Finde beide sehr interessant und mehr gibt's einfach nicht bzw alle anderen sind einfach "ausgelutscht"..


----------



## Horstinator90 (2. April 2014)

Naja, WoW bietet alles was das Herz begehrt  
Ansonsten weis ich leider nicht ein. Was einen so viel bietet wo kein pay2win ist


----------



## BloodyAngel (2. April 2014)

Age of Wulin


----------



## Combi (2. April 2014)

nimm guild wars 2.
ich spiele es seit beginn.das game ist so gut,
dass ich als eigendlich reiner shooter-zocker,fast nur noch gw2 spiele.
du hast das normale pve,pvp und wvw,also welt gegen welt.
die grafik ist der hammer.nicht so ein kuntibunti , eckige beine-mist grafik wie wow...
keine gebühren,updates und erweiterungen,die ständig nachgeschoben werden.events und serverweite quests.
gildenmissionen.ein super crafting-system,unzählige skins für waffen,rüstungen.5 rassen und 8 klassen.
mitte april kommen noch neue rassen und klassen hinzu.
morgen zb hat unsere gilde (NOX),ein gvg,also gilde gegen gilde.da kloppen dann zig leute auf der welt aufeinander ein., 
für mich das beste mmorpg das es gibt.
du kannst alles alleine machen,bist nicht auf irgendeinen angewiesen.
nich wie bei wow,2356664 x in die ini um einen gegenstand zu bekommen,sonst geht nix mehr.
kannst alles alleine machen,bis max level,kannst über trading ne menge gold machen,mit einer gilde macht es riesenspass.
geile community.
schau dir vids an,les die beurteilungen..mach dir ein bild davon...


----------



## Cinnayum (2. April 2014)

Ich werde bisher mit GW2 nicht recht warm.
Grafisch und von der Benutzeroberfläche her ist es aber in der Tat das einzige MMO, das es in die 2010er geschafft hat.

Alle anderen sind zu 80-95% nur Kopien des erfolgreichen WoW-Konzeptes aus 2004.
SW:ToR finde ich etwas zu steril.
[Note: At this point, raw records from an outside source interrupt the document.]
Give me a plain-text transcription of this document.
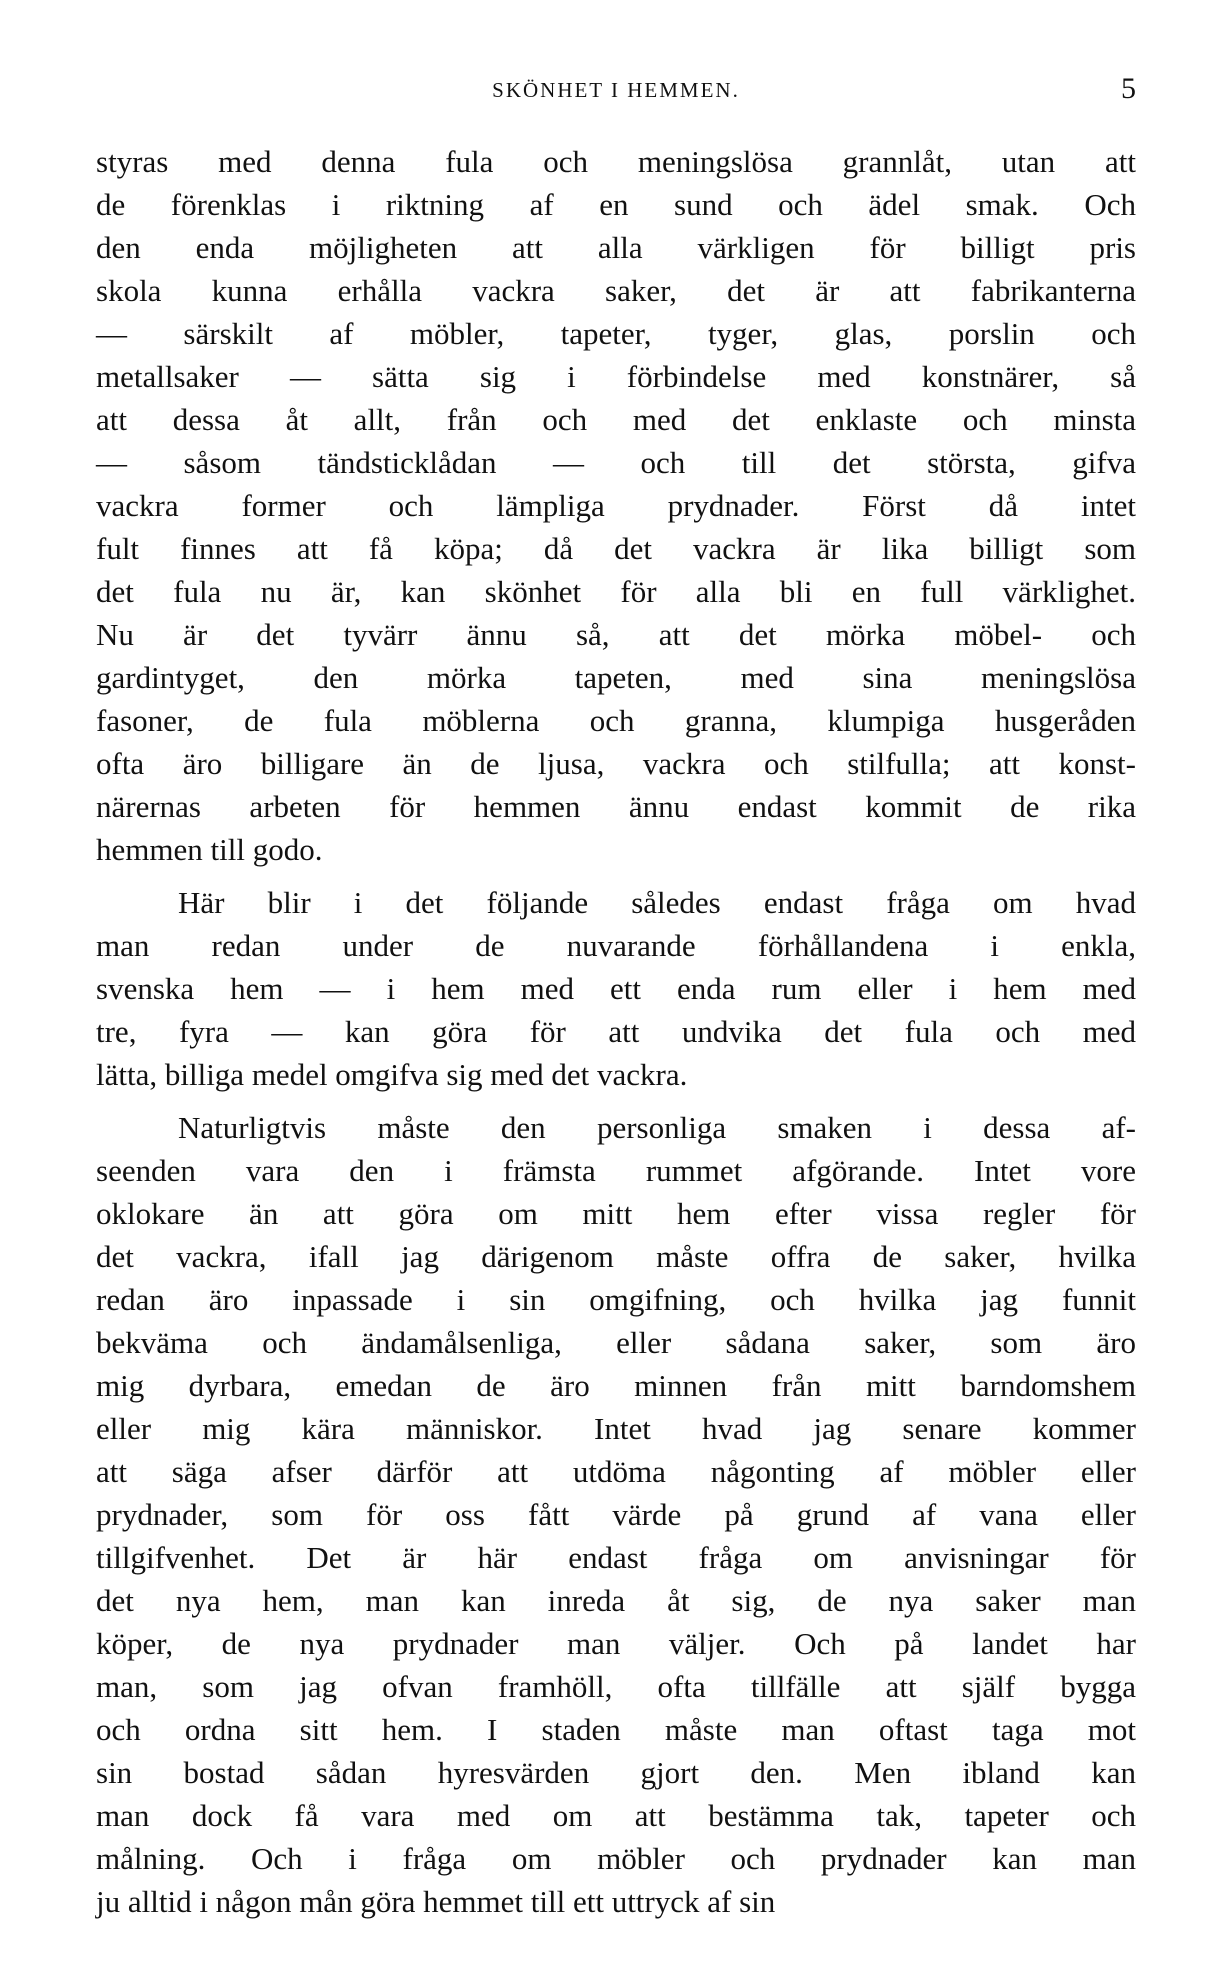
SKÖNHET I HEMMEN.	5
styras med denna fula och meningslösa grannlåt, utan att
de förenklas i riktning af en sund och ädel smak. Och
den enda möjligheten att alla värkligen för billigt pris
skola kunna erhålla vackra saker, det är att fabrikanterna
— särskilt af möbler, tapeter, tyger, glas, porslin och
metallsaker — sätta sig i förbindelse med konstnärer, så
att dessa åt allt, från och med det enklaste och minsta
— såsom tändsticklådan — och till det största, gifva
vackra former och lämpliga prydnader. Först då intet
fult finnes att få köpa; då det vackra är lika billigt som
det fula nu är, kan skönhet för alla bli en full värklighet.
Nu är det tyvärr ännu så, att det mörka möbel- och
gardintyget, den mörka tapeten, med sina meningslösa
fasoner, de fula möblerna och granna, klumpiga husgeråden
ofta äro billigare än de ljusa, vackra och stilfulla; att konst-
närernas arbeten för hemmen ännu endast kommit de rika
hemmen till godo.
Här blir i det följande således endast fråga om hvad
man redan under de nuvarande förhållandena i enkla,
svenska hem — i hem med ett enda rum eller i hem med
tre, fyra — kan göra för att undvika det fula och med
lätta, billiga medel omgifva sig med det vackra.
Naturligtvis måste den personliga smaken i dessa af-
seenden vara den i främsta rummet afgörande. Intet vore
oklokare än att göra om mitt hem efter vissa regler för
det vackra, ifall jag därigenom måste offra de saker, hvilka
redan äro inpassade i sin omgifning, och hvilka jag funnit
bekväma och ändamålsenliga, eller sådana saker, som äro
mig dyrbara, emedan de äro minnen från mitt barndomshem
eller mig kära människor. Intet hvad jag senare kommer
att säga afser därför att utdöma någonting af möbler eller
prydnader, som för oss fått värde på grund af vana eller
tillgifvenhet. Det är här endast fråga om anvisningar för
det nya hem, man kan inreda åt sig, de nya saker man
köper, de nya prydnader man väljer. Och på landet har
man, som jag ofvan framhöll, ofta tillfälle att själf bygga
och ordna sitt hem. I staden måste man oftast taga mot
sin bostad sådan hyresvärden gjort den. Men ibland kan
man dock få vara med om att bestämma tak, tapeter och
målning. Och i fråga om möbler och prydnader kan man
ju alltid i någon mån göra hemmet till ett uttryck af sin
Da kommt mir das Setting von Rift schon stimmiger rüber. (Rift ist aber etwas rauh, dreckig und gewollt "ungemütlich", das muss man auch mögen)
Leider ist es vom Talent und Klassensystem unglaublich sperrig. Die Kombinationen und Möglichkeiten sind mir persönlich zu vielfältig, um abends mal eben so für ein paar Stunden nach der Arbeit in das Spiel einzutauchen. Als Student sähe es da wieder besser aus.


----------



## Dymar85 (2. April 2014)

Ich habe mich zB riesig auf den Realese von GW2 gefreut und wurde dann aber maßlos enttäuscht! 

GW1 habe ich so lange gespielt und es hat dich Tag für Tag,  Stunde für Stunde an den Schirm grfesselt aber in GW2 mag einfach dieses Feeling seines Vorgängers bei mir nicht ankommen. 

Muss dir aber Recht geben, das es das erste MMO ist, welches kaum iwas von anderen kopiert hat. 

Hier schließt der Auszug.